Balena and Telegraf - Bad Performance in inputs

Hi, I have been using Balena and Telegraf for quite some time and I see that after a few hours of my deployment running, the performance gets worse and it only gets better after a reboot

My DOCKERFILE looks like this:

FROM telegraf:latest

RUN apt-get update && apt-get install -y --no-install-recommends dnsutils mtr git iperf3 telnet tcpdump traceroute wvdial usb-modeswitch ppp nano vim lftp nmap cron && \
    rm -rf /var/lib/apt/lists/*

COPY ./telegraf.conf /etc/telegraf/telegraf.conf
COPY ./ /etc/telegraf
COPY ./ /usr/local/bin/
RUN chmod 775 /usr/local/bin/

After the reboot, tests look like this

but, at 19:12 they start to look worse and my nping stops working:

you can clearly see the problem.

Does anyone know what I can be doing wrong? or why it gets fixed when I reboot the rasp? also it will help if I can schedule a reboot at any time like with crontab, option that I think is not available in Balena. Please help

Has this started happening recently? With newer iterations of balenaOS?
I don’t have a lot of experience working with Telegraf.
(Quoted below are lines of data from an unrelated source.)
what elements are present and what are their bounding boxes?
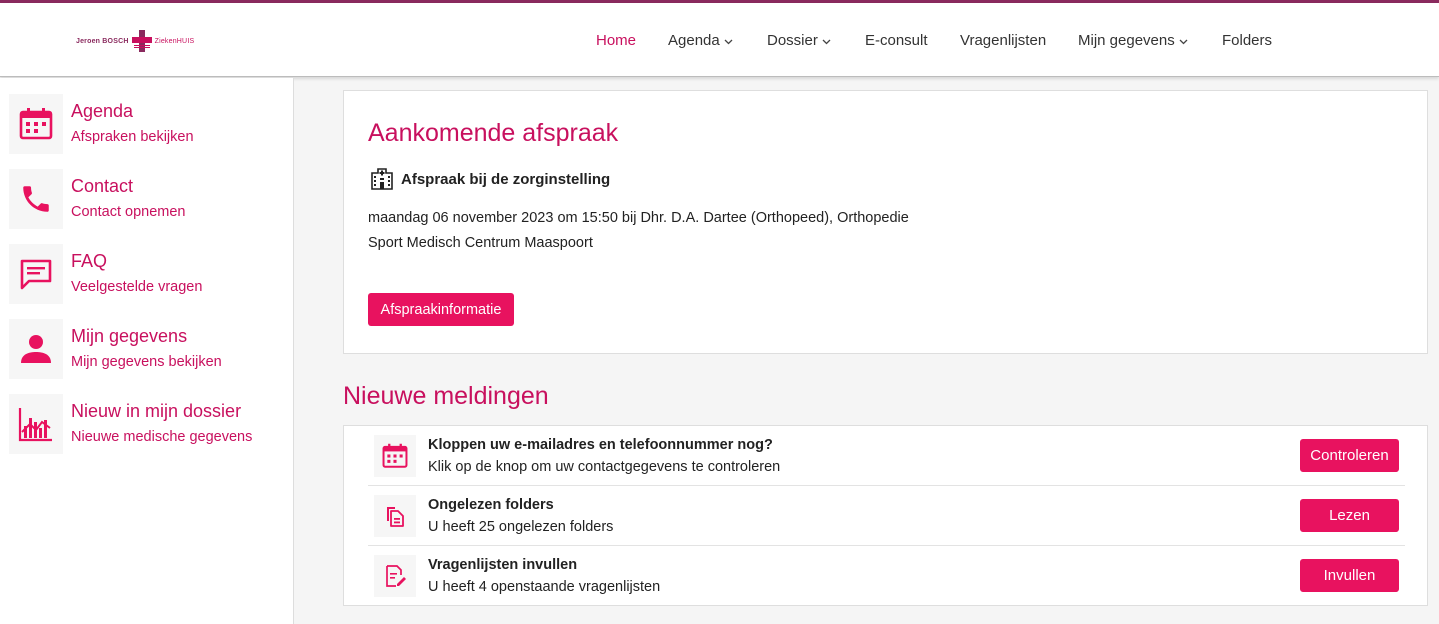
documents-icon (374, 495, 416, 537)
sidebar-item-subtitle: Veelgestelde vragen (71, 279, 203, 295)
notification-heading: Kloppen uw e-mailadres en telefoonnummer… (428, 437, 773, 453)
sidebar-item-subtitle: Contact opnemen (71, 204, 186, 220)
nav-e-consult[interactable]: E-consult (865, 32, 928, 49)
sidebar-item-title: FAQ (71, 251, 108, 271)
person-icon (9, 319, 63, 379)
nav-home-label: Home (596, 32, 637, 49)
notifications-card: Kloppen uw e-mailadres en telefoonnummer… (343, 425, 1428, 606)
header: Jeroen BOSCH ZiekenHUIS Home Agenda Doss… (0, 3, 1439, 77)
sidebar: Agenda Afspraken bekijken Contact Contac… (0, 78, 294, 624)
sidebar-item-contact[interactable]: Contact Contact opnemen (9, 169, 289, 229)
nav-vragenlijsten[interactable]: Vragenlijsten (960, 32, 1046, 49)
sidebar-item-title: Mijn gegevens (71, 326, 188, 346)
notifications-title: Nieuwe meldingen (343, 382, 549, 410)
phone-icon (9, 169, 63, 229)
form-edit-icon (374, 555, 416, 597)
appointment-card: Aankomende afspraak Afspraak bij de zorg… (343, 90, 1428, 354)
logo-text-right: ZiekenHUIS (154, 37, 195, 45)
nav-agenda[interactable]: Agenda (668, 32, 733, 49)
notification-heading: Ongelezen folders (428, 497, 554, 513)
sidebar-item-title: Agenda (71, 101, 134, 121)
sidebar-item-title: Nieuw in mijn dossier (71, 401, 242, 421)
controleren-button[interactable]: Controleren (1300, 439, 1399, 472)
nav-agenda-label: Agenda (668, 32, 720, 49)
nav-e-consult-label: E-consult (865, 32, 928, 49)
notification-heading: Vragenlijsten invullen (428, 557, 578, 573)
sidebar-item-mijn-gegevens[interactable]: Mijn gegevens Mijn gegevens bekijken (9, 319, 289, 379)
sidebar-item-subtitle: Afspraken bekijken (71, 129, 194, 145)
list-item: Vragenlijsten invullen U heeft 4 opensta… (368, 546, 1405, 606)
appointment-datetime: maandag 06 november 2023 om 15:50 bij Dh… (368, 210, 909, 226)
appointment-subtitle-row: Afspraak bij de zorginstelling (370, 167, 610, 191)
list-item: Kloppen uw e-mailadres en telefoonnummer… (368, 426, 1405, 486)
calendar-icon (374, 435, 416, 477)
notification-description: Klik op de knop om uw contactgegevens te… (428, 459, 781, 475)
logo-text-left: Jeroen BOSCH (76, 37, 129, 45)
chat-icon (9, 244, 63, 304)
calendar-icon (9, 94, 63, 154)
chart-icon (9, 394, 63, 454)
sidebar-item-subtitle: Nieuwe medische gegevens (71, 429, 253, 445)
nav-folders-label: Folders (1222, 32, 1273, 49)
sidebar-item-agenda[interactable]: Agenda Afspraken bekijken (9, 94, 289, 154)
appointment-info-button[interactable]: Afspraakinformatie (368, 293, 514, 326)
sidebar-item-title: Contact (71, 176, 134, 196)
sidebar-item-nieuw-in-dossier[interactable]: Nieuw in mijn dossier Nieuwe medische ge… (9, 394, 289, 454)
nav-vragenlijsten-label: Vragenlijsten (960, 32, 1047, 49)
appointment-title: Aankomende afspraak (368, 119, 619, 147)
sidebar-item-faq[interactable]: FAQ Veelgestelde vragen (9, 244, 289, 304)
nav-dossier-label: Dossier (767, 32, 818, 49)
hospital-logo[interactable]: Jeroen BOSCH ZiekenHUIS (76, 28, 194, 54)
nav-folders[interactable]: Folders (1222, 32, 1272, 49)
appointment-location: Sport Medisch Centrum Maaspoort (368, 235, 593, 251)
nav-mijn-gegevens-label: Mijn gegevens (1078, 32, 1175, 49)
nav-dossier[interactable]: Dossier (767, 32, 831, 49)
hospital-icon (371, 168, 393, 190)
logo-cross-icon (131, 30, 152, 52)
notification-description: U heeft 4 openstaande vragenlijsten (428, 579, 661, 595)
notification-description: U heeft 25 ongelezen folders (428, 519, 614, 535)
nav-mijn-gegevens[interactable]: Mijn gegevens (1078, 32, 1188, 49)
list-item: Ongelezen folders U heeft 25 ongelezen f… (368, 486, 1405, 546)
nav-home[interactable]: Home (596, 32, 636, 49)
chevron-down-icon (724, 39, 733, 44)
chevron-down-icon (822, 39, 831, 44)
appointment-subtitle: Afspraak bij de zorginstelling (401, 170, 611, 188)
lezen-button[interactable]: Lezen (1300, 499, 1399, 532)
sidebar-item-subtitle: Mijn gegevens bekijken (71, 354, 222, 370)
invullen-button[interactable]: Invullen (1300, 559, 1399, 592)
chevron-down-icon (1179, 39, 1188, 44)
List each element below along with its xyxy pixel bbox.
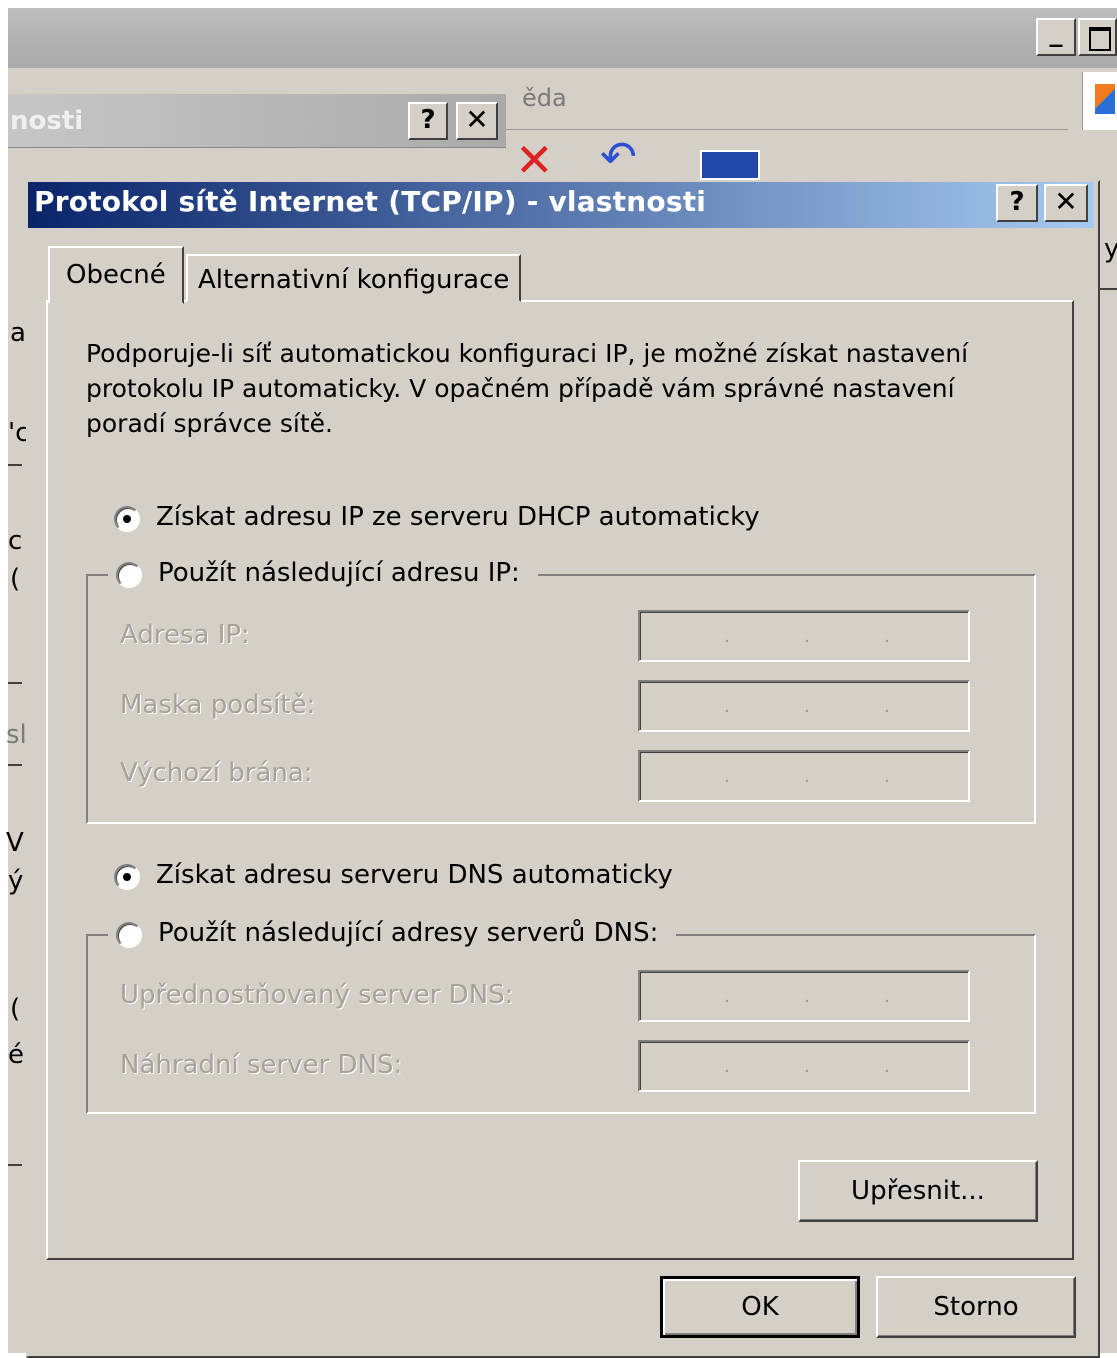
- background-close-button[interactable]: ✕: [456, 102, 498, 140]
- delete-icon[interactable]: ✕: [515, 137, 554, 183]
- ip-manual-radio[interactable]: [116, 562, 142, 588]
- subnet-mask-label: Maska podsítě:: [120, 690, 316, 720]
- alternate-dns-label: Náhradní server DNS:: [120, 1050, 403, 1080]
- default-gateway-field[interactable]: ...: [638, 750, 970, 802]
- tab-general[interactable]: Obecné: [48, 246, 184, 304]
- subnet-mask-field[interactable]: ...: [638, 680, 970, 732]
- ip-address-field[interactable]: ...: [638, 610, 970, 662]
- alternate-dns-field[interactable]: ...: [638, 1040, 970, 1092]
- divider: [8, 764, 22, 766]
- default-gateway-label: Výchozí brána:: [120, 758, 313, 788]
- view-icon[interactable]: [700, 150, 760, 180]
- background-text-fragment: y: [1104, 234, 1117, 264]
- ip-auto-radio[interactable]: [114, 506, 140, 532]
- background-window-titlebar: [8, 8, 1117, 68]
- help-button[interactable]: ?: [996, 184, 1038, 222]
- close-button[interactable]: ✕: [1044, 184, 1088, 222]
- background-text-fragment: sl: [6, 720, 27, 750]
- preferred-dns-field[interactable]: ...: [638, 970, 970, 1022]
- divider: [8, 464, 22, 466]
- intro-line: protokolu IP automaticky. V opačném příp…: [86, 374, 955, 403]
- divider: [8, 682, 22, 684]
- dialog-title: Protokol sítě Internet (TCP/IP) - vlastn…: [34, 185, 707, 218]
- ip-auto-label[interactable]: Získat adresu IP ze serveru DHCP automat…: [156, 502, 760, 532]
- dns-auto-radio[interactable]: [114, 864, 140, 890]
- background-text-fragment: a: [10, 318, 26, 348]
- intro-line: Podporuje-li síť automatickou konfigurac…: [86, 339, 969, 368]
- preferred-dns-label: Upřednostňovaný server DNS:: [120, 980, 514, 1010]
- background-text-fragment: c: [8, 526, 23, 556]
- cancel-button[interactable]: Storno: [876, 1276, 1076, 1338]
- tab-alternate-configuration[interactable]: Alternativní konfigurace: [186, 254, 522, 302]
- maximize-icon: [1089, 27, 1111, 51]
- windows-logo-icon: [1082, 72, 1117, 130]
- dns-manual-label[interactable]: Použít následující adresy serverů DNS:: [158, 918, 658, 948]
- maximize-button[interactable]: [1078, 18, 1117, 56]
- background-toolbar: [510, 130, 1080, 180]
- background-text-fragment: (: [10, 994, 21, 1024]
- background-text-fragment: ý: [8, 866, 24, 896]
- advanced-button[interactable]: Upřesnit...: [798, 1160, 1038, 1222]
- divider: [8, 1164, 22, 1166]
- menu-item-help[interactable]: ěda: [522, 84, 567, 112]
- background-text-fragment: (: [10, 564, 21, 594]
- intro-line: poradí správce sítě.: [86, 409, 333, 438]
- intro-text: Podporuje-li síť automatickou konfigurac…: [86, 336, 1016, 441]
- undo-icon[interactable]: ↶: [600, 136, 637, 180]
- dns-manual-radio[interactable]: [116, 922, 142, 948]
- ip-manual-label[interactable]: Použít následující adresu IP:: [158, 558, 520, 588]
- background-help-button[interactable]: ?: [408, 102, 448, 140]
- ok-button[interactable]: OK: [660, 1276, 860, 1338]
- ip-address-label: Adresa IP:: [120, 620, 250, 650]
- dns-auto-label[interactable]: Získat adresu serveru DNS automaticky: [156, 860, 673, 890]
- minimize-button[interactable]: _: [1036, 18, 1076, 56]
- background-text-fragment: é: [8, 1040, 24, 1070]
- background-properties-title: nosti: [10, 106, 84, 136]
- divider: [1098, 288, 1117, 290]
To help you with scheduling reboots, we do have a cron block now that you can use to schedule that reboot balenaHub: an easier way to find and publish fleets, apps, and blocks for edge devices

What are you pinging, and how long, how frequent?
Could it be that after an amount of request the other server treats your pings as spam and replies differently?

By the behavior itself (fails after time, works after reboot) my first guess would be that logs or other data that is needed for the functionality fills up the storage or RAM and causes it to malfunction.

@vipulgupta2048 's suggestion of the cron block could be a quick workaround, or since you install cron in your dockerfile already you can configure that to call the supervisor to restart.

Hi there, in addition, could you also enable support access for this device? I can look at the device logs to see what happened at 19:12. However if the device has been rebooted since then, these logs will be lost - so let me know i thats the case.

well, I do not have this problem when I use rasp os (they have the same telegraf config). I have around 60 sensors (like 20 work with balena in two fleets). The whole deployment involves: dns queries, http responses, speedtests, MTR, ping, etc.

I am pinging around 100 sites, 5 counts, 0.25 intervals every 3 min. All this data is dumped to the database every 20 min.

This is in production already and I have to reboot the devices myself. I am checking the health and behavior of a Telco HFC, Remote PHY, FTTH network.

I have tried to restart the device by calling the supervisor:

$ curl -X POST --header "Content-Type:application/json" \ "$BALENA_SUPERVISOR_ADDRESS/v1/reboot?apikey=$BALENA_SUPERVISOR_API_KEY"

but you have to understand that I will need to echo each api key for each sensor. On top of that, I cannot make it work. For some weird reason I can GET info with the command but I cannot POST anything.

The devices were rebooted because I lost tests at 3 am again. The whole project is in production.

I can enable support access to my devices. should I share the fleet and uuid via support chat?

right now I have a sensor that is with 100% CPU usage and when I try to enter terminal this is what I get:

I can grant access to this sensor as well.

Hi @7ser23,

We just thought to reach out again and see if you’d be willing to enable support access so we can review device logs with you. Let us know if that’s possible. Thank you!

Hi, I was able to fix the problems doing the following:

I added TINI in my dockerfile to kill zombie processes and make it run in PID 1. It fixed the issue but it had problems with my inputs.exec, because of this we checked telegraf documentation and found:

We added this line USER telegraf to our dockerfile and we are not seeing any problems now.

The dockerfile looks like this now:

FROM telegraf:latest
ADD${TINI_VERSION}/tini-static-arm64 /tini
RUN chmod +x /tini
ENTRYPOINT [“/tini”, “–”]
RUN apt-get update && apt-get install -y --no-install-recommends dnsutils mtr git iperf3 telnet tcpdump traceroute nano vim lftp nmap cron &&
rm -rf /var/lib/apt/lists/*
COPY ./telegraf.conf /etc/telegraf/telegraf.conf
COPY ./ /usr/local/bin/
RUN chmod 775 /usr/local/bin/
USER telegraf
CMD telegraf

Great, thank you for reporting back with your solution! We’ll make sure this is logged so future users might benefit. All the best with it.